事前に連絡したのに人を待たせておいて、平気な顔してのこのこと帰ってくる折原にちょっぴり殺意が芽生えたが、漫画で暇を潰せたのでプラマイゼロにしておこう。


「まあまあ、怒るなって。その代わりお土産買ってきたからさ」


 折原はDVDを俺に手渡す。


「ふざけんな、俺をもので懐柔する気か。そんな単純な手が通用するとでも──」


『麻呂の僕がレースクイーンになっちゃったでござる?! ~くっ殺せ! パコパコ女戦士の蜜月の365日』


「ワアアアアイ!! お前、すっげええ良い奴だな!! 家宝にするよ!! うちの神棚に飾って毎日お祈りするよ!!」

「人格が入れ替わったかのように悦んでくれるのは嬉しいけど、神棚に飾るのはまずくない?」


 それくらい嬉しいってことだよ、察してよね、ぷんぷん。レースクイーンには目がない俺である。

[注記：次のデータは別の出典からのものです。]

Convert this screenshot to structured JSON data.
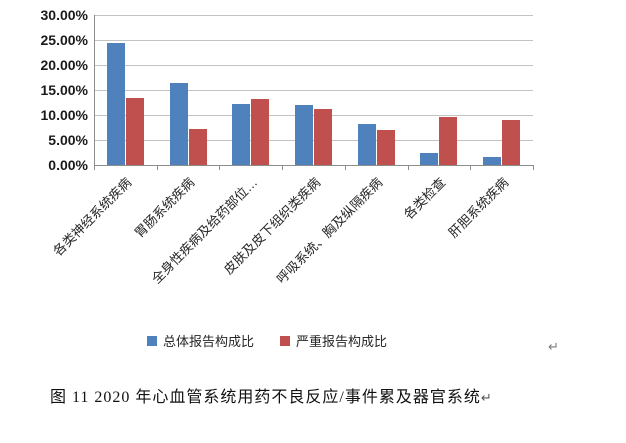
{
  "chart_data": {
    "type": "bar",
    "title": "",
    "categories": [
      "各类神经系统疾病",
      "胃肠系统疾病",
      "全身性疾病及给药部位…",
      "皮肤及皮下组织类疾病",
      "呼吸系统、胸及纵隔疾病",
      "各类检查",
      "肝胆系统疾病"
    ],
    "series": [
      {
        "name": "总体报告构成比",
        "color": "#4F81BD",
        "values": [
          24.4,
          16.4,
          12.3,
          12.0,
          8.3,
          2.5,
          1.7
        ]
      },
      {
        "name": "严重报告构成比",
        "color": "#C0504D",
        "values": [
          13.5,
          7.2,
          13.2,
          11.2,
          7.1,
          9.7,
          9.0
        ]
      }
    ],
    "xlabel": "",
    "ylabel": "",
    "ylim": [
      0,
      30
    ],
    "y_tick_step": 5,
    "y_tick_labels": [
      "0.00%",
      "5.00%",
      "10.00%",
      "15.00%",
      "20.00%",
      "25.00%",
      "30.00%"
    ],
    "grid": true,
    "legend_position": "bottom",
    "x_label_rotation_deg": 45
  },
  "colors": {
    "series_blue": "#4F81BD",
    "series_red": "#C0504D",
    "gridline": "#c3c3c3",
    "axis": "#8c8c8c"
  },
  "page": {
    "paragraph_mark": "↵"
  },
  "caption": {
    "text": "图 11  2020 年心血管系统用药不良反应/事件累及器官系统",
    "return_mark": "↵"
  }
}
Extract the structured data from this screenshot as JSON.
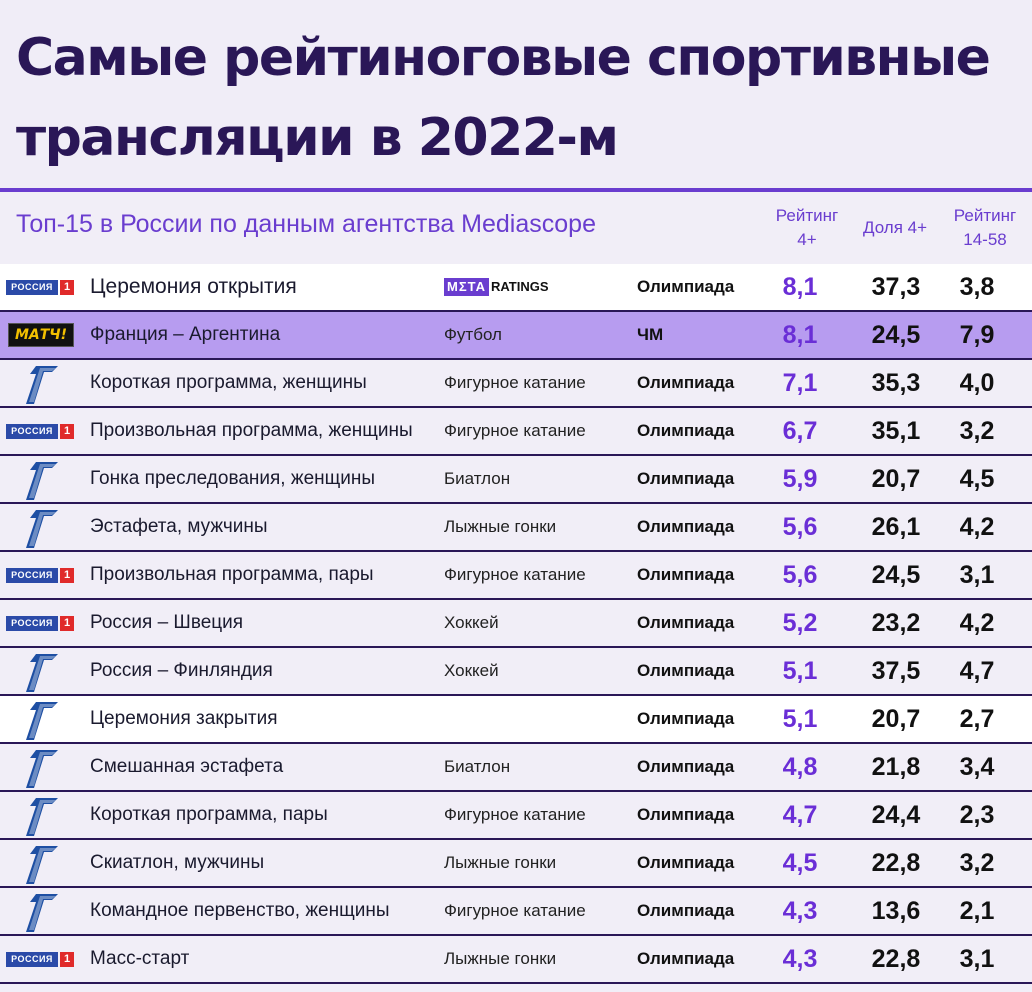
{
  "title": {
    "line1": "Самые рейтиноговые спортивные",
    "line2": "трансляции в 2022-м"
  },
  "subtitle": "Топ-15 в России по данным агентства Mediascope",
  "columns": {
    "rating4": "Рейтинг 4+",
    "share4": "Доля 4+",
    "rating1458": "Рейтинг 14-58"
  },
  "branding": {
    "meta_box": "MΣTA",
    "meta_text": "RATINGS"
  },
  "channel_logos": {
    "rossiya_text": "РОССИЯ",
    "rossiya_num": "1",
    "match_text": "МАТЧ!"
  },
  "colors": {
    "accent": "#6a3dcf",
    "title": "#2a1757",
    "highlight_row": "#b79cf0",
    "rating_value": "#6a2ed6"
  },
  "rows": [
    {
      "channel": "rossiya-1",
      "event": "Церемония открытия",
      "sport": "",
      "tournament": "Олимпиада",
      "rating": "8,1",
      "share": "37,3",
      "r1458": "3,8"
    },
    {
      "channel": "match",
      "event": "Франция – Аргентина",
      "sport": "Футбол",
      "tournament": "ЧМ",
      "rating": "8,1",
      "share": "24,5",
      "r1458": "7,9"
    },
    {
      "channel": "perviy",
      "event": "Короткая программа, женщины",
      "sport": "Фигурное катание",
      "tournament": "Олимпиада",
      "rating": "7,1",
      "share": "35,3",
      "r1458": "4,0"
    },
    {
      "channel": "rossiya-1",
      "event": "Произвольная программа, женщины",
      "sport": "Фигурное катание",
      "tournament": "Олимпиада",
      "rating": "6,7",
      "share": "35,1",
      "r1458": "3,2"
    },
    {
      "channel": "perviy",
      "event": "Гонка преследования, женщины",
      "sport": "Биатлон",
      "tournament": "Олимпиада",
      "rating": "5,9",
      "share": "20,7",
      "r1458": "4,5"
    },
    {
      "channel": "perviy",
      "event": "Эстафета, мужчины",
      "sport": "Лыжные гонки",
      "tournament": "Олимпиада",
      "rating": "5,6",
      "share": "26,1",
      "r1458": "4,2"
    },
    {
      "channel": "rossiya-1",
      "event": "Произвольная программа, пары",
      "sport": "Фигурное катание",
      "tournament": "Олимпиада",
      "rating": "5,6",
      "share": "24,5",
      "r1458": "3,1"
    },
    {
      "channel": "rossiya-1",
      "event": "Россия – Швеция",
      "sport": "Хоккей",
      "tournament": "Олимпиада",
      "rating": "5,2",
      "share": "23,2",
      "r1458": "4,2"
    },
    {
      "channel": "perviy",
      "event": "Россия – Финляндия",
      "sport": "Хоккей",
      "tournament": "Олимпиада",
      "rating": "5,1",
      "share": "37,5",
      "r1458": "4,7"
    },
    {
      "channel": "perviy",
      "event": "Церемония закрытия",
      "sport": "",
      "tournament": "Олимпиада",
      "rating": "5,1",
      "share": "20,7",
      "r1458": "2,7"
    },
    {
      "channel": "perviy",
      "event": "Смешанная эстафета",
      "sport": "Биатлон",
      "tournament": "Олимпиада",
      "rating": "4,8",
      "share": "21,8",
      "r1458": "3,4"
    },
    {
      "channel": "perviy",
      "event": "Короткая программа, пары",
      "sport": "Фигурное катание",
      "tournament": "Олимпиада",
      "rating": "4,7",
      "share": "24,4",
      "r1458": "2,3"
    },
    {
      "channel": "perviy",
      "event": "Скиатлон, мужчины",
      "sport": "Лыжные гонки",
      "tournament": "Олимпиада",
      "rating": "4,5",
      "share": "22,8",
      "r1458": "3,2"
    },
    {
      "channel": "perviy",
      "event": "Командное первенство, женщины",
      "sport": "Фигурное катание",
      "tournament": "Олимпиада",
      "rating": "4,3",
      "share": "13,6",
      "r1458": "2,1"
    },
    {
      "channel": "rossiya-1",
      "event": "Масс-старт",
      "sport": "Лыжные гонки",
      "tournament": "Олимпиада",
      "rating": "4,3",
      "share": "22,8",
      "r1458": "3,1"
    }
  ]
}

「ところでさ、桂一郎。ラインで話があるっていってたけど、どんな話?」

「あ~……。何だったっけ? 何だか可哀想になるくらい気遣いの押しが激しいお前の妹さんを相手にしてたら忘れちまった」


 まあ、忘れる程度の話なんだからそう大した話では無いのだろう。


「エッそうなんだ……。俺なんか、『待て』『お手』『お座り』『ちん●ん』くらいしか言われないけどな」


 それ完全にペットに接するときの対応じゃねえか。ていうか、『ち●ちん』って……。


「まあ俺は別にシスコンじゃないし、妹ジャンルに興味ないから別に良いんだけどね。それより、せっかく来てくれたんだし、なんか遊ぼうぜ」

「そういう問題か? 遊びの選定はお前に任せるよ」

「じゃあ、エロゲーでもする?」

「お前、団地妻調教系のしか持ってないだろ。ていうか、男同士でディスプレイの前でポチポチやってるの想像するとなんかキモいからいやだ」

「そう? じゃあ、乳首あてゲームは?」


 何そのヤバいゲーム。


「いや、何でそんな大学のヤリサーみたいなゲームを男のお前とやらなきゃならないんだ?」

「女ならやってもいいみたいな言い分だな。まあ、良いじゃん。ものはためしにさ、一回だけ! ね? ばっちこい!!」


 折原は上半身裸になり、カモンと手招きする。

ルールってなんだっけな……。


「全開じゃねえか、ていうかお前の汚い乳首なんざ触りたくねえんだよ」

「いいじゃん、いいじゃん、先っぽだけ、ね! 先っぽだけチョーンって感じでいいから!」

「だあああ! お前の先っぽはもうもろ見えなんだよ!! 何がチョーンだ、ヤメロ! 迫ってくんな! お前は熟女専門だろうが、何でいきなりホモの者になってんの!?」

「桂一郎を仮想熟女と見立てての練習かな、決しておホモ勃ちとかそういうのではないです」


 最悪だ、そもそも何の練習?

自覚がない分、余計に怖いんですけど。


 ガチャリ


「植木さん、母が晩ご飯を食べて帰ってねって言ってますけどどうします?」


 扉が開かれ、蒼海ちゃんが折原の部屋に入ってくる。蒼海ちゃんから見れば上半身裸の変態が俺を押し倒し、淫らな行為を及んでいるように見える図であろう。いや、あながち間違っていないが。


「ツイスターゲームですか?」


 蒼海ちゃんは無表情で呟く。軽く現実逃避してない?


「ちぇっ、蒼海に邪魔されたから今日はこれくらいにしとくけど、続きは学校で頼むよ」


 まだ、あの凶行をやるつもりなの?イカれてるだろ、なんか変なキノコでも喰ったじゃないかこいつ。


「あ、植木さん、晩ご飯どうします?」

「い、いや、いいよ、うちも用意してると思うし」

「お母さんが『食べて帰らないと猿轡して監禁しちゃうぞ☆』って言ってましたけど……」


 怖すぎだろ、この家族。


「あ、ご、誤解しないで下さいね! 母は植木さんのことが性テ……好きなんですよ」


 今、性的にって言おうとしなかった?


 ていうか、一、二回くらいしか会ったことのない友人の母に好かれてるとか何か余計に怖いんですけと。怖くなった俺は晩ご飯をご馳走になった。